Uzbekistan’s signature dish is palov (plov or osh), a main course typically made with rice, pieces of meat, and grated carrots and onions. Other notable national dishes include shurpa (shurva or shorva), a soup made of large pieces of fatty meat (usually mutton) and fresh vegetables; norin and lagman, noodle-based dishes that may be served as a soup or a main course; manti, chuchvara, and somsa, stuffed pockets of dough served as an appetizer or a main course; dimlama (a meat and vegetable stew) and various kebabs, usually served as a main course.

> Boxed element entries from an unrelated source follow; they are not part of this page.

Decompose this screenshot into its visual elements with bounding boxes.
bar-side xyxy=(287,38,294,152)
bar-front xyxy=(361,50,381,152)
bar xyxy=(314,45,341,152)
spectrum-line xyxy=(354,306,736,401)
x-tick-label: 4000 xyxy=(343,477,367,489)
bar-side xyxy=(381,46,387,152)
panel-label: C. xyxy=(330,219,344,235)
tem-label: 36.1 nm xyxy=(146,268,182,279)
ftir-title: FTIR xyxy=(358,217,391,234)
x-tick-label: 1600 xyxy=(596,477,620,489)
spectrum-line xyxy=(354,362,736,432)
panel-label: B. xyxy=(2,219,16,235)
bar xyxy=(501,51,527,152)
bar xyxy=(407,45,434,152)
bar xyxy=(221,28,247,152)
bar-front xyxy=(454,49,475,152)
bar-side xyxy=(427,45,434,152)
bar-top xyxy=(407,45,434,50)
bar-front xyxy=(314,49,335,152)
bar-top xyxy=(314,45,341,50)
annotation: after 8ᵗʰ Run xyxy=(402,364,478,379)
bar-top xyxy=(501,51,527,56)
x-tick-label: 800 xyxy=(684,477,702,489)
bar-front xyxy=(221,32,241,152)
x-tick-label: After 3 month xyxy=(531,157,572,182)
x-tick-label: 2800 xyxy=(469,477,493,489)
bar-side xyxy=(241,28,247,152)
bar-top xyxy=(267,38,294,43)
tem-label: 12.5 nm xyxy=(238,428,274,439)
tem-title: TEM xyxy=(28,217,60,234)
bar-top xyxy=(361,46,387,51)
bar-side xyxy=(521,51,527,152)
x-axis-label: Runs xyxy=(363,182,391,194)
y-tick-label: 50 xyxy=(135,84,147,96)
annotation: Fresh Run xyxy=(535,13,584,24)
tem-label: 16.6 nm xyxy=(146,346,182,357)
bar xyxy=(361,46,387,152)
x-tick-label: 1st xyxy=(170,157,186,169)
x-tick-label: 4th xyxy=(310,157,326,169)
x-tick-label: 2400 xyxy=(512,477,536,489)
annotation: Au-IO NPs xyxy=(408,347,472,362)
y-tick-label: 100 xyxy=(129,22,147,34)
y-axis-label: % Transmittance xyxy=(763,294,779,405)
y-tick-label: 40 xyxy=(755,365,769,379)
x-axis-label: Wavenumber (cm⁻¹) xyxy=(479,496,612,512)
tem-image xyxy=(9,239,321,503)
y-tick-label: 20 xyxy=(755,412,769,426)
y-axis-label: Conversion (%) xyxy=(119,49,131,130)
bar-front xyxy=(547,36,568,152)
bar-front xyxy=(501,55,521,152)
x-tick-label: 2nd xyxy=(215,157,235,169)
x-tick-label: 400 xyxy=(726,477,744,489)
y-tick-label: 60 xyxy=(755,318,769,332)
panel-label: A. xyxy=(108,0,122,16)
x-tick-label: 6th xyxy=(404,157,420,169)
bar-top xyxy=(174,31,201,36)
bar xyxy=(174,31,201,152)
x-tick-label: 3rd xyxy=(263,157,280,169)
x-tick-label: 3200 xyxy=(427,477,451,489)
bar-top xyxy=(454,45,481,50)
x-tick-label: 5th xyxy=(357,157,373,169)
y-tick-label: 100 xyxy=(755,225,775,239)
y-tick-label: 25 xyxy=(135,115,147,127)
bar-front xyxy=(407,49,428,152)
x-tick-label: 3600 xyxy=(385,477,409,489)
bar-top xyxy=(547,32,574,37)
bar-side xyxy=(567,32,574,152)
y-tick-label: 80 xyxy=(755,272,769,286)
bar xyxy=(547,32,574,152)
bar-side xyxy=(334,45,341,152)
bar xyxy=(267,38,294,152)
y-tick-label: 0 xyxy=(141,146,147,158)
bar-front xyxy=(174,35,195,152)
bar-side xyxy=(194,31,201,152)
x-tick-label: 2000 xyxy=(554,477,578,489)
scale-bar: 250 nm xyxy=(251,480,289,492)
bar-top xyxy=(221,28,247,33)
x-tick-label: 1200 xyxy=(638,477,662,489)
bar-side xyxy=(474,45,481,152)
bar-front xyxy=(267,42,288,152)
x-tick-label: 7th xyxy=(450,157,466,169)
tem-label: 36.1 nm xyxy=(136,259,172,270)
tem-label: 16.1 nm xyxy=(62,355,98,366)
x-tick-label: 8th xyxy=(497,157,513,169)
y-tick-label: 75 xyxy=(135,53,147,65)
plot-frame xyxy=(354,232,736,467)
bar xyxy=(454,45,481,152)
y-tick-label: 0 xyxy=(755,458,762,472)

Green tea is the national hot beverage enjoyed throughout the day, and teahouses (chaikhanas) are of cultural importance. Black tea is preferred in Tashkent, and both are typically taken without milk or sugar. Tea always accompanies a meal, but it is also a drink of hospitality, automatically offered – in a choice of green or black – to every guest, much in the same way that coffee is offered in Western cultures. Ayran, a chilled yogurt drink, is popular in summer, but does not replace hot tea.
The use of alcohol is less widespread than in the West, but wine is comparatively popular for a Muslim nation as Uzbekistan is largely secular. Uzbekistan has 14 wineries, the oldest and most famous being the Khovrenko Winery in Samarkand (est. 1927). The Samarkand winery produces a range of dessert wines from local grape varieties – Gulyakandoz, Shirin, Aleatiko, and Kabernet likernoe (literally Cabernet Dessert Wine in Russian). Uzbek wines have received international awards and are exported to Russia and other countries.